Wednesday, August 10, 2011

Grafik Dalam Statistik

1.      Pengertian Grafik
Grafik adalah alat penyajian data statistic yang tertuang dalam bentuk lukisan, baik lukisan garis dan gambar maupun lambang.

2.      Keunggulan Grafik
a.       Penyajian data statistic melalui grafik tanpak lebih menarik dari pada tabel distribusi frekuensi.
b. Grafik dapat lebih cepat memperlihatkan gambaran umum dan menyeluruh tentang suatu perkembangan, perubahan maupun perbandingan, tidak demikian halnya dengan tabel.
c.   Grafik yang dapat dibuat menurut aturan yang tepat dan benar akan terasa lebih jelas dan lebih dimengerti orang.

3.      Manfaat Grafik
Penyajian data berbentuk grafik dapat membantu dalam memvisualkan data tersebut sehingga mudah dibaca, dipahami dan dianalisis serta diinterpretasikan.

4.      Macam-macam Grafik
a.       Grafik batang atau grafik balok
b.      Grafik Garis
c.       Grafik lambang
d.      Grafik pastel atau grafik serabi
e.       Grafik Pencar
f.        Grafik lingkaran
g.       Grafik gambar
h.       Grafik peta atau kartogram
i.         Grafik bidang
j.        Grafik volume
k.      Grafik garis
l.         Grafik ruang (grafik histogram dan grafik poligon)

Saturday, August 6, 2011

KONSEP DASAR STATISTIK

 Pengertian Statistik

1.      Secara Etimologis
Kata statistic berasal dari kata statas yang berasal dari bahasa latin yang mempunyai persamaan arti dengan kata stats yang berasal dari bahasa Inggris atau kata staat dari bahasa Belanda. Pada mulanya kata “statistic” diartika sebagai kumpulan bahan keterangan (data), baik yang berwujud angka (data kuantitatif) maupun yang tidak berwujud angka (data penting dan kegunaannya yang besar bagi suatu Negara). Namun, pada perkembangan selajutnya hanya dibatasi pada kumpulan bahan keterangan yang berwujud angka saja. Dalam kamus bahasa Inggris terdapat kata statistics artinya “ilmu statistik”, sedangkan kata statistik diartikan sebagai ukuran yang diperoleh atau yang berasal dari sampel.

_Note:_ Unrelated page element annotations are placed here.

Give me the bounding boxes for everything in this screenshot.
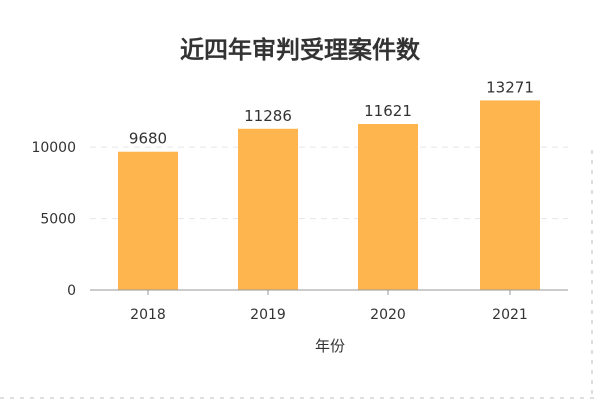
data-label: 11621: [364, 102, 412, 120]
bar-2018: [118, 151, 178, 290]
x-axis-label: 年份: [315, 337, 345, 355]
y-tick-label: 10000: [31, 140, 76, 156]
y-tick-label: 5000: [40, 212, 76, 228]
bar-2021: [480, 100, 540, 291]
bar-2019: [238, 128, 298, 290]
data-label: 9680: [129, 130, 167, 148]
x-tick-label: 2019: [250, 307, 286, 323]
data-labels: 9680 11286 11621 13271: [129, 78, 534, 147]
data-label: 13271: [486, 78, 534, 96]
x-tick-label: 2021: [492, 307, 528, 323]
bars: [118, 100, 540, 291]
x-tick-label: 2018: [130, 307, 166, 323]
x-tick-label: 2020: [370, 307, 406, 323]
y-tick-label: 0: [67, 283, 76, 299]
bar-2020: [358, 123, 418, 290]
x-axis-ticks: 2018 2019 2020 2021: [130, 290, 528, 323]
y-axis-ticks: 0 5000 10000: [31, 140, 76, 299]
chart-title: 近四年审判受理案件数: [180, 36, 421, 64]
data-label: 11286: [244, 107, 292, 125]
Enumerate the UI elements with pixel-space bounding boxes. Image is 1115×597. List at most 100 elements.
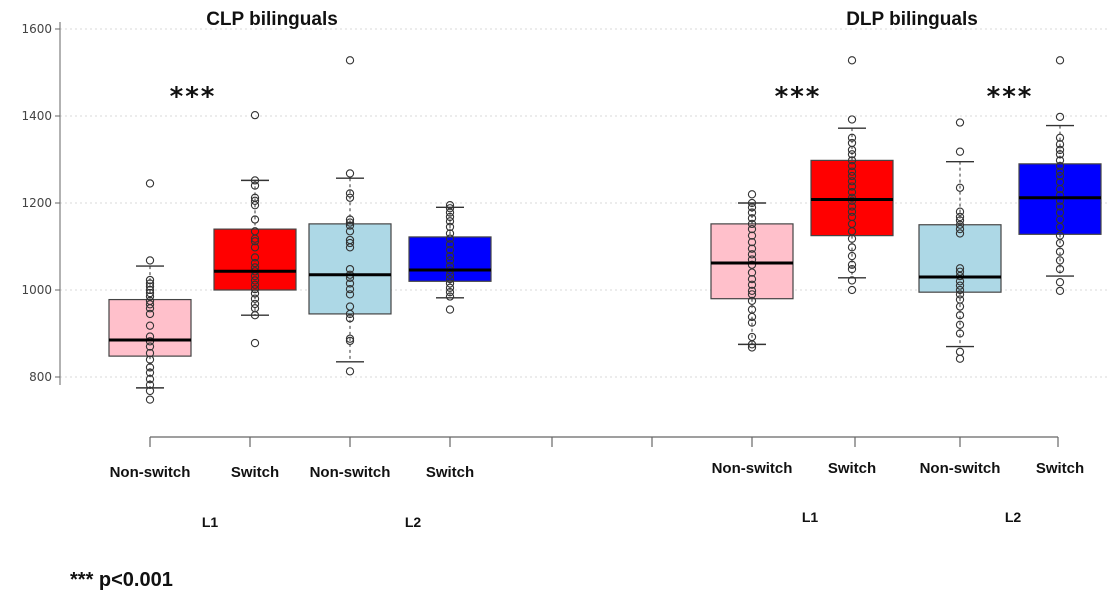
data-point xyxy=(955,118,965,127)
data-point xyxy=(145,368,155,377)
data-point xyxy=(847,276,857,285)
data-point xyxy=(847,260,857,269)
data-point xyxy=(955,212,965,222)
data-point xyxy=(145,285,155,295)
data-point xyxy=(1055,286,1065,296)
category-label: Non-switch xyxy=(920,460,1001,477)
data-point xyxy=(345,169,355,178)
data-point xyxy=(955,320,965,329)
data-point xyxy=(747,280,757,289)
significance-marker: *** xyxy=(170,82,217,112)
data-point xyxy=(955,311,965,320)
data-point xyxy=(145,288,155,298)
data-point xyxy=(955,183,965,192)
data-point xyxy=(847,285,857,295)
data-point xyxy=(747,286,757,296)
data-point xyxy=(250,196,260,205)
data-point xyxy=(345,193,355,202)
data-point xyxy=(747,198,757,208)
data-point xyxy=(345,314,355,323)
data-point xyxy=(145,321,155,330)
data-point xyxy=(955,216,965,225)
category-label: Switch xyxy=(426,464,474,481)
x-axis xyxy=(149,436,1059,447)
group-label: L2 xyxy=(1005,509,1022,525)
category-label: Switch xyxy=(828,460,876,477)
data-point xyxy=(955,147,965,156)
panel-title-dlp: DLP bilinguals xyxy=(846,9,978,30)
data-point xyxy=(445,305,455,314)
data-point xyxy=(250,294,260,303)
category-label: Non-switch xyxy=(712,460,793,477)
data-point xyxy=(145,275,155,285)
data-point xyxy=(747,296,757,306)
data-point xyxy=(747,268,757,277)
data-point xyxy=(250,237,260,246)
box-iqr xyxy=(308,223,392,315)
data-point xyxy=(250,110,260,120)
data-point xyxy=(1055,264,1065,274)
group-label: L1 xyxy=(202,514,219,530)
data-point xyxy=(145,380,155,389)
data-point xyxy=(250,215,260,224)
data-point xyxy=(250,280,260,289)
data-point xyxy=(145,309,155,319)
data-point xyxy=(747,274,757,284)
data-point xyxy=(847,133,857,142)
data-point xyxy=(847,138,857,148)
data-point xyxy=(145,256,155,265)
data-point xyxy=(345,189,355,198)
data-point xyxy=(847,212,857,222)
data-point xyxy=(747,343,757,352)
data-point xyxy=(847,187,857,197)
data-point xyxy=(955,354,965,363)
data-point xyxy=(445,292,455,301)
data-point xyxy=(955,285,965,295)
data-point xyxy=(847,207,857,216)
data-point xyxy=(847,202,857,211)
data-point xyxy=(747,305,757,314)
significance-marker: *** xyxy=(987,82,1034,112)
data-point xyxy=(345,367,355,376)
data-point xyxy=(1055,171,1065,181)
data-point xyxy=(955,295,965,304)
data-point xyxy=(145,292,155,301)
data-point xyxy=(445,229,455,238)
box-iqr xyxy=(810,159,894,237)
data-point xyxy=(955,229,965,238)
data-point xyxy=(955,264,965,273)
data-point xyxy=(955,347,965,356)
data-point xyxy=(747,224,757,234)
data-point xyxy=(747,244,757,253)
data-point xyxy=(1055,133,1065,142)
data-point xyxy=(1055,177,1065,187)
data-point xyxy=(747,250,757,259)
data-point xyxy=(847,161,857,171)
data-point xyxy=(747,318,757,327)
data-point xyxy=(445,245,455,255)
y-tick-label: 1400 xyxy=(21,109,52,123)
data-point xyxy=(345,336,355,346)
data-point xyxy=(1055,256,1065,265)
data-point xyxy=(445,256,455,265)
data-point xyxy=(445,279,455,288)
data-point xyxy=(345,235,355,245)
data-point xyxy=(747,332,757,342)
y-tick-label: 1600 xyxy=(21,22,52,36)
data-point xyxy=(1055,231,1065,240)
data-point xyxy=(1055,202,1065,211)
significance-footnote: *** p<0.001 xyxy=(70,569,173,591)
data-point xyxy=(145,296,155,306)
group-label: L2 xyxy=(405,514,422,530)
data-point xyxy=(345,227,355,236)
data-point xyxy=(250,304,260,313)
data-point xyxy=(747,214,757,223)
data-point xyxy=(747,237,757,247)
data-point xyxy=(747,208,757,217)
data-point xyxy=(847,177,857,186)
data-point xyxy=(955,220,965,229)
data-point xyxy=(250,276,260,285)
data-point xyxy=(847,150,857,159)
panel-title-clp: CLP bilinguals xyxy=(206,9,338,30)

2.      Dari segi tertimologi
a.       Statistik kadang diberi pengertian sebagai “data statistik” yaitu kumpulan bahan keterangan yang berupa angka atu bilangan dengan istilah lain, statistik adalah deretan atau kumpulan angka yang menunjukkan keterangan mengenai cabang kegiatan hidup tertentu.
Misalnya : statistik penduduk, statistik pertanian dan statistik pendidikan.
Dengan demikian istilah statistik dengan pengertia sebagai data kuantitatif adalah data angka yang dapat memberikan gambaran mengenai keadaan peristiwa atau gejala tertentu.
b.      Istilah statistik juga sering diartikan sebagai kegiatan statistik atau penstatikan.
c.       Istilah statistik kadang-kadang juga dimaksudkan atau dikandung pengertian sebagai metode statistik yaitu cara-cara tertentu yang perlu ditempuh dalam rangka mengumpulkan, menyusun atau mengatur, menyajikan, menganalisis dan memberikan interpretasi terhadap sekumpulan bahan keterangan yang berupa angka sedemikian rupa sehingga kumpulan bahan keterangan yang berupa angka itu “dapat berbicara” atau dapat memberikan pengertian dan makna tertentu.
d.      Istilah statistik, dewasa ini juga dapat diberi pengetian sebagai ilmu statistik. Ilmu statistik adalah ilmu pengetahuan yang mempelajari dan mengembangkan secara ilmiah tahap-tahap yang ada dalam kegiatan statistik.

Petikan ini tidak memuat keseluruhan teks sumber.